Belgian singer-songwriter Jacques Brel is no longer alive and well in living in Paris. He passed away in 1978, at age 49.
But his music is very much alive. Friday night (Jan. 28), the Skylight Opera Theatre will revive the 1968 revue, Jacques Brel Is Alive and Well and Living in Paris, the show that made his reputation in America (he was a household name in Europe long before that). Brel was a man of the world, and many of his songs reflect a world-weary sort of sophistication bordering on cynicism, with The Port of Amsterdam a particular example. But Brel could be upbeat, too, and this show reveals all his facets. Ray Jivoff directs, Richard Carsey is the music director, and Liz Baltes, PJ Baccari, Alison Mary Forbes and Steve Koehler will perform. Jacques Brel runs through Feb. 20 in the Cabot Theatre of the Broadway Theatre Center, 158 N. Broadway. Tickets are $22.50-$65; call the BTC box office, 414-291-7800, or visit the Skylight’s website.

Ongoing

Youngblood Theatre: Red Light Winter, through Feb. 5.
Next Act Theatre: Big Boys, through Feb. 13.
First Stage Children’s Theater: The Magic Bicycle, at Marcus Center Todd Wehr Theater through Feb. 5.
Sunset Playhouse
: Guys on Ice, through Feb. 6.
Renaissance Theaterworks: Crumbs from the Table of Joy, in collaboration with Uprooted Theater, at the Broadway Theatre Center through Feb. 6.
Milwaukee Rep: Alfred Hitchcock’s The 39 Steps, at the Quadracci Powerhouse Theater through Feb. 13; Nobody Lonesome for Me, Stackner Cabaret through March 13.

0 thoughts on “On Stage 1/25-31: Without football, what would we have?

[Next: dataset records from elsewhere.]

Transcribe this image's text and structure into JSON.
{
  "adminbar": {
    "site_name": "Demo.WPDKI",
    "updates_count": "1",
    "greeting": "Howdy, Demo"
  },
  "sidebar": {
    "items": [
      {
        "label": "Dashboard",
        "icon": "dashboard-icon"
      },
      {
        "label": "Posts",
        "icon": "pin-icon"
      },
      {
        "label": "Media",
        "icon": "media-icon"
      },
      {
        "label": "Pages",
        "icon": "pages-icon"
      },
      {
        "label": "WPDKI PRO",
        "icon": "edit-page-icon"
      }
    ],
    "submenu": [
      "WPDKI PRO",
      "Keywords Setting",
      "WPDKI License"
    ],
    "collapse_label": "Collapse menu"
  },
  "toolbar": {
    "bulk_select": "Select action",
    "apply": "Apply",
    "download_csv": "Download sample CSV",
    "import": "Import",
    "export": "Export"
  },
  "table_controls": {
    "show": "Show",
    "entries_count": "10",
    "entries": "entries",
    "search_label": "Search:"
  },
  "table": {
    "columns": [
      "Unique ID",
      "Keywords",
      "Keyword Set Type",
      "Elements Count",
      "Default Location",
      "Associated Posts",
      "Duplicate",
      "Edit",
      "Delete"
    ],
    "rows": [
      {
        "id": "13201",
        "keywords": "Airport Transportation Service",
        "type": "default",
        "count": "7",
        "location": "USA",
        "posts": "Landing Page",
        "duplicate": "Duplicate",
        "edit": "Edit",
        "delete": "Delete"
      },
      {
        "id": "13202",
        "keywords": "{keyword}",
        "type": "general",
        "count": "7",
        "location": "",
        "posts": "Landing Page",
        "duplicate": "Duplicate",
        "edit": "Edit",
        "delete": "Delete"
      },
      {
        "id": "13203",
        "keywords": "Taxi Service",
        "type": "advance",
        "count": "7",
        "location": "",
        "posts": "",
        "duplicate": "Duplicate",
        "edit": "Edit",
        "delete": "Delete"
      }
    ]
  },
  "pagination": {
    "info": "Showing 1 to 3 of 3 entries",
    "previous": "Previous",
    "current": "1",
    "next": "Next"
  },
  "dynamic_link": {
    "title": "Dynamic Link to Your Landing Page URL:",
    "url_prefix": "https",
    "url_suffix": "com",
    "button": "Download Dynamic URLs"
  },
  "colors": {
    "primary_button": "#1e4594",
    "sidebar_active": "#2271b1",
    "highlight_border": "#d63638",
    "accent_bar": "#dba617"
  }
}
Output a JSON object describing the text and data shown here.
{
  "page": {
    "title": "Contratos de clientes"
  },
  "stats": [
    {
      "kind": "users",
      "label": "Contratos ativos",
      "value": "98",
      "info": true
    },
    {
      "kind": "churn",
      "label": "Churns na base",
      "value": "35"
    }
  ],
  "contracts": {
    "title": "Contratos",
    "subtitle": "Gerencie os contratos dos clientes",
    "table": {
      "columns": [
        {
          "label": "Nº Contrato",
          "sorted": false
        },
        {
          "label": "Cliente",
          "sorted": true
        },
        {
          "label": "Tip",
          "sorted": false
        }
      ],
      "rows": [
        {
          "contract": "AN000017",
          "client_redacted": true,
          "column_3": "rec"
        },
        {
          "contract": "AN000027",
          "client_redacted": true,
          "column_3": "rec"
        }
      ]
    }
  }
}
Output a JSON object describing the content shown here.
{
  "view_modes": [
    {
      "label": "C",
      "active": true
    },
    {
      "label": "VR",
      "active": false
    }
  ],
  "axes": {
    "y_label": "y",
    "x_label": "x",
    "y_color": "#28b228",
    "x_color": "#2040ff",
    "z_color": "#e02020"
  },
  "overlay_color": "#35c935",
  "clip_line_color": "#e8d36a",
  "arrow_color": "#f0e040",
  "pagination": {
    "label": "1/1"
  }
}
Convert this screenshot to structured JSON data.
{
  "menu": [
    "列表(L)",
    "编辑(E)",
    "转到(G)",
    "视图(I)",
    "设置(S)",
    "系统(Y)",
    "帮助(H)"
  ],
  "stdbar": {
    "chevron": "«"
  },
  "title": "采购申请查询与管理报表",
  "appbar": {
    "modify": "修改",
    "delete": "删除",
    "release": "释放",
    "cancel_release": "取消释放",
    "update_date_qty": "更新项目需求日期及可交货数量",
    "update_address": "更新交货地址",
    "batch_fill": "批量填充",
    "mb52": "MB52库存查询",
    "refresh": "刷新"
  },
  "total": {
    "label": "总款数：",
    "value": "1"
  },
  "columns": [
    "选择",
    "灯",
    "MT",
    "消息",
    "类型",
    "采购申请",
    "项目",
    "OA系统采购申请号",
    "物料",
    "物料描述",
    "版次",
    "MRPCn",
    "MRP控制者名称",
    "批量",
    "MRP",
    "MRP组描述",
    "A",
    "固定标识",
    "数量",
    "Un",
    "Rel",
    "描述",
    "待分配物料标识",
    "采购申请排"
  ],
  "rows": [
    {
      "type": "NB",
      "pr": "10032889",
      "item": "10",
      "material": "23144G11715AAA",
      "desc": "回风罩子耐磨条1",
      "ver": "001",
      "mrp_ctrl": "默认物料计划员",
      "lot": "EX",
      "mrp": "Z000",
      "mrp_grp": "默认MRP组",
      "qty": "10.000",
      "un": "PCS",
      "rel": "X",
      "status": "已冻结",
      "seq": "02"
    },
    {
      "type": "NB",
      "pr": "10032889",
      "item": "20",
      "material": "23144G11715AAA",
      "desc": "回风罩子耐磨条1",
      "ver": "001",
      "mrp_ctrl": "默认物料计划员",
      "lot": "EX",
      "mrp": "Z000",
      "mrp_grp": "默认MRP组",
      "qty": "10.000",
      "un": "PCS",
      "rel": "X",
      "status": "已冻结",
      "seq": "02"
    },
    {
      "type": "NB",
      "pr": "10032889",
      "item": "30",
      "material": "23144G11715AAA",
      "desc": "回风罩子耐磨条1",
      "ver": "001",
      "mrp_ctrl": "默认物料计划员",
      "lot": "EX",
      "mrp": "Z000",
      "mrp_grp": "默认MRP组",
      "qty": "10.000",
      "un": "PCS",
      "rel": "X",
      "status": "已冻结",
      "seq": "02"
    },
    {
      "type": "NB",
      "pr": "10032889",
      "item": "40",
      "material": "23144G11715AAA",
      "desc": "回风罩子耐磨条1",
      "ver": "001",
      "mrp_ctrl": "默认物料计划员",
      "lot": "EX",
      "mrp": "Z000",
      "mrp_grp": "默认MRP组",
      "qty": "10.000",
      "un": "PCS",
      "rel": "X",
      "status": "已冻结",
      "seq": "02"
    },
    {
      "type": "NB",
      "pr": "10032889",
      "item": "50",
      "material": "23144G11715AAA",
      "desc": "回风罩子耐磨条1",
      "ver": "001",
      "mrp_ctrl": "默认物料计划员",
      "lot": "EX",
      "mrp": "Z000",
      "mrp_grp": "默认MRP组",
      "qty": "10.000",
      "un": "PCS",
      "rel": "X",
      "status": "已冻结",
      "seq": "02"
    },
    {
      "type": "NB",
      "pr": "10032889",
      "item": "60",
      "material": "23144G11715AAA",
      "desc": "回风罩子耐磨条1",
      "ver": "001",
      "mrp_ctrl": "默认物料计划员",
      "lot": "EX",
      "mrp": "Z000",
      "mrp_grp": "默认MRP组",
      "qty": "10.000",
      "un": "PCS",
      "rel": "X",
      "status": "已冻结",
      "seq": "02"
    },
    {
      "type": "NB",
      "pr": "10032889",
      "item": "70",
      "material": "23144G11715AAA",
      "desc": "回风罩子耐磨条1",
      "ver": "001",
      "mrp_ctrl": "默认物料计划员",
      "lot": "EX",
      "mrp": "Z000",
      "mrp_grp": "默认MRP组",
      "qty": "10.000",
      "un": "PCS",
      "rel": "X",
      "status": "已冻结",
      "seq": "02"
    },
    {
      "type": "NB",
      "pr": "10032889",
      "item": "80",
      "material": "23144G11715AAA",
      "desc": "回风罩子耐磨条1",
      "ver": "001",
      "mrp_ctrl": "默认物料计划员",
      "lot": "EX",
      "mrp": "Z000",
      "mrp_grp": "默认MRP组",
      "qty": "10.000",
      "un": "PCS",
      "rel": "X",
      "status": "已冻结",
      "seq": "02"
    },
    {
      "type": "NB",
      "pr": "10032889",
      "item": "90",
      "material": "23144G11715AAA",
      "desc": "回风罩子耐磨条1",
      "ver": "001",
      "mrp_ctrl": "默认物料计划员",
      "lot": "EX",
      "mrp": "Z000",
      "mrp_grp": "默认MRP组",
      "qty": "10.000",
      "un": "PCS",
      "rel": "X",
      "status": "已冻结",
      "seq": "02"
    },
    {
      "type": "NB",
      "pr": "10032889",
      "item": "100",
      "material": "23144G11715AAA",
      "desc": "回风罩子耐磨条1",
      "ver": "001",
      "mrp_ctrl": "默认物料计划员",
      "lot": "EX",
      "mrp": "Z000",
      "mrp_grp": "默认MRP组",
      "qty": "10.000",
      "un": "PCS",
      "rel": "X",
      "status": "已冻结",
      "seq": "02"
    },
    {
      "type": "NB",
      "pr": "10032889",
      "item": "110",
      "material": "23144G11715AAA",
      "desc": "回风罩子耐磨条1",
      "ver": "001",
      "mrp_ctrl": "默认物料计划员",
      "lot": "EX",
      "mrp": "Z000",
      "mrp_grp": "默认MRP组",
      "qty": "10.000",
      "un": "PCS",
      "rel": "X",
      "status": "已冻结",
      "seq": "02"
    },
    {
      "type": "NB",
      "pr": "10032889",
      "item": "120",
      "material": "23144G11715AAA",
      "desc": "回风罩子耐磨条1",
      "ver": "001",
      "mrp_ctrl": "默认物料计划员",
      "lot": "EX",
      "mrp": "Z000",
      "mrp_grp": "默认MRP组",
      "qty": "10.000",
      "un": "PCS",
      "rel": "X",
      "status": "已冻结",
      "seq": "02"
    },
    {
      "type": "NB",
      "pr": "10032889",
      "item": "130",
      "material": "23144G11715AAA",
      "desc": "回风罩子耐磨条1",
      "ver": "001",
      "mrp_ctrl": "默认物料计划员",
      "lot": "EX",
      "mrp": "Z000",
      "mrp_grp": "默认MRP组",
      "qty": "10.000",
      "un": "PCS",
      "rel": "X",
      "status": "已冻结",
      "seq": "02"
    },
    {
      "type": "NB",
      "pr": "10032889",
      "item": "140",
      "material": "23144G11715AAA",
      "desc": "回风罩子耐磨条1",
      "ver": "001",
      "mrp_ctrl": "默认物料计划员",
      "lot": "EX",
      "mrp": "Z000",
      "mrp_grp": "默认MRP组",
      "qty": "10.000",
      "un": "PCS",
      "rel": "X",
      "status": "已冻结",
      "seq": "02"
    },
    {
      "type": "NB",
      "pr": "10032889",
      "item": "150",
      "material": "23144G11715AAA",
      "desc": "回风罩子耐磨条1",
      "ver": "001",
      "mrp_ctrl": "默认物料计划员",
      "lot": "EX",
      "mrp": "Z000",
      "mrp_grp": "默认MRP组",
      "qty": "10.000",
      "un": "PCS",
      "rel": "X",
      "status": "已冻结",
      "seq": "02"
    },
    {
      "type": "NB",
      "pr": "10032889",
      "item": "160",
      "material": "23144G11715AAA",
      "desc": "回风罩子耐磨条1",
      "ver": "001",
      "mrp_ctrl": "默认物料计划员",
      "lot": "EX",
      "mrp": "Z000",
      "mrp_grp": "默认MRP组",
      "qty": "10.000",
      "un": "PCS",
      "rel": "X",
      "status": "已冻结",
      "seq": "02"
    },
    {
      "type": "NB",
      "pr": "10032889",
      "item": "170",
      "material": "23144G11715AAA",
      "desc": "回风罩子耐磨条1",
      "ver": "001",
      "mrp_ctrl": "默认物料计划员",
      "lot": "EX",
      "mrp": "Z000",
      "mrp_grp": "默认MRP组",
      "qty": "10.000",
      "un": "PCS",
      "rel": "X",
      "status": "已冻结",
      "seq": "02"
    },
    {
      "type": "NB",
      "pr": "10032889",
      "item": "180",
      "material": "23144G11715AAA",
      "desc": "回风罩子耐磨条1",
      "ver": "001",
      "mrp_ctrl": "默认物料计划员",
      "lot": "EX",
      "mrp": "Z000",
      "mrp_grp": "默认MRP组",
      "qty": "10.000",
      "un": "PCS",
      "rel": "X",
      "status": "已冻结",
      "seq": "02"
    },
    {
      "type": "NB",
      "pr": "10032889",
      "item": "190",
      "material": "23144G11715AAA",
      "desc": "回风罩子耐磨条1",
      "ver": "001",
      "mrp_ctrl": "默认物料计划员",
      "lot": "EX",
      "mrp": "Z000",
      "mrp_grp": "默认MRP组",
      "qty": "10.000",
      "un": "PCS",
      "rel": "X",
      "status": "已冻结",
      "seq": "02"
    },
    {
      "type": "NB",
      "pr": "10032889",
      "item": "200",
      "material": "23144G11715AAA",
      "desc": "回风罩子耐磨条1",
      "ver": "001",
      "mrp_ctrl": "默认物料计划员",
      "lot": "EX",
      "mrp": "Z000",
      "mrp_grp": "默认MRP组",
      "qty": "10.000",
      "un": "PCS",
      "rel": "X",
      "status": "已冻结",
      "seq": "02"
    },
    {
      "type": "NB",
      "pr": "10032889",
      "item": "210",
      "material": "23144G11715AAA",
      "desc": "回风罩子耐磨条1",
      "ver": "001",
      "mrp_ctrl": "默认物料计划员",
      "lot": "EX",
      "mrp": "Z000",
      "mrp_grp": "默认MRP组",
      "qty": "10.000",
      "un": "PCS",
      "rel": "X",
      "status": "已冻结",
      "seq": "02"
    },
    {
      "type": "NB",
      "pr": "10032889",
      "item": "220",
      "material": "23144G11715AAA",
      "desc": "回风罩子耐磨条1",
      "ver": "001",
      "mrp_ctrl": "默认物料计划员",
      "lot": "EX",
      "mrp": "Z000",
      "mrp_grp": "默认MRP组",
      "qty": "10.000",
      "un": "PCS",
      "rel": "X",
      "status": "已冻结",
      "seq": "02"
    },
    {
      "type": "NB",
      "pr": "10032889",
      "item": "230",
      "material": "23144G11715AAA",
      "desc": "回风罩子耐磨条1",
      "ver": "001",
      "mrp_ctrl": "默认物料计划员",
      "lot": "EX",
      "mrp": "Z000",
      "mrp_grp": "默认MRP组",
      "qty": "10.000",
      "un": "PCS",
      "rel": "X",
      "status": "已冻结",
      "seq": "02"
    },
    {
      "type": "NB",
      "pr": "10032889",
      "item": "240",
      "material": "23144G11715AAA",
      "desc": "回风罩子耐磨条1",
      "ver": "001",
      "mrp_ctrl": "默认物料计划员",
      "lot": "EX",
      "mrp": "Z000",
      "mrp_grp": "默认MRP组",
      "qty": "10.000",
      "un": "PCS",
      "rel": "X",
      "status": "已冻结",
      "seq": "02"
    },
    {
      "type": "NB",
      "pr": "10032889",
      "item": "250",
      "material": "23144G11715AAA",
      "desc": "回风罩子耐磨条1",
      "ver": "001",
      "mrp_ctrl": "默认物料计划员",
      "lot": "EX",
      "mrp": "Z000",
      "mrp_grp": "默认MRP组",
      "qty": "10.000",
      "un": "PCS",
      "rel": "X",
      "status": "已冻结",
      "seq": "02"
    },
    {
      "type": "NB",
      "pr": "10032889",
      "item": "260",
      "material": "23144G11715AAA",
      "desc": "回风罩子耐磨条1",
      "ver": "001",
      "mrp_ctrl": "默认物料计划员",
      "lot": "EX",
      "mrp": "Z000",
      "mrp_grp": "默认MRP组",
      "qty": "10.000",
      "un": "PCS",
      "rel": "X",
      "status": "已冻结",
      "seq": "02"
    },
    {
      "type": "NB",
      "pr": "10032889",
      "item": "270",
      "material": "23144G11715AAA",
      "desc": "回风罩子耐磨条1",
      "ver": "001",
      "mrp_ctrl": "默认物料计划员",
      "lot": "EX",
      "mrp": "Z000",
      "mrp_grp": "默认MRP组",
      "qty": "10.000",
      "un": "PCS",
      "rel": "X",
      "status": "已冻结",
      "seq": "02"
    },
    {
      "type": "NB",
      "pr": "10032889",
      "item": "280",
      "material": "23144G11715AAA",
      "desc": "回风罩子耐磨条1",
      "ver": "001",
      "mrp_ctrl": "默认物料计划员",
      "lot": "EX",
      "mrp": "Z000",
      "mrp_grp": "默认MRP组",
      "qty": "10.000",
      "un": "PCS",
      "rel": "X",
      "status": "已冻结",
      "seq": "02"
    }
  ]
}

Plenty.”

  1. Anonymous says:

    I would like to also mention that Sunset Playhouse has another Musical Mainstage coming up on Jan. 31 (7:30 p.m.) and Feb. 1 (1 p.m. and 7:30 p.m.) Best of Broadway will pay tribute to The Showstopper — musical theatre’s biggest, brightest, most memorable show tunes. And they’ll be brought to you by some of the city’s busiest professionals, musical theatre veterans David Flores, Robert Bortman, Ami Bouterse, and Samantha Sostarich. Plus, you won’t want to miss our Rising Star, Allie Babich – the only young performer to join the Musical Mainstage cast three times — because she’s just that good. Come park for free, settle in for an entertaining evening of eleven ‘o’ clock numbers, and we’ll have you home before ten!

  2. Anonymous says:

    Amy, thanks so much for mentioning the Sunset show. I have just so much head space and can’t track everything, and it’s very helpful when people add events that escaped me. I hope you’ve established an events calendar account and posted your shows there, too. People do use that thing. — Strini

  3. Anonymous says:

    I don’t think he’s ugly… I just don’t find him as attractive as, say, bocamuffin.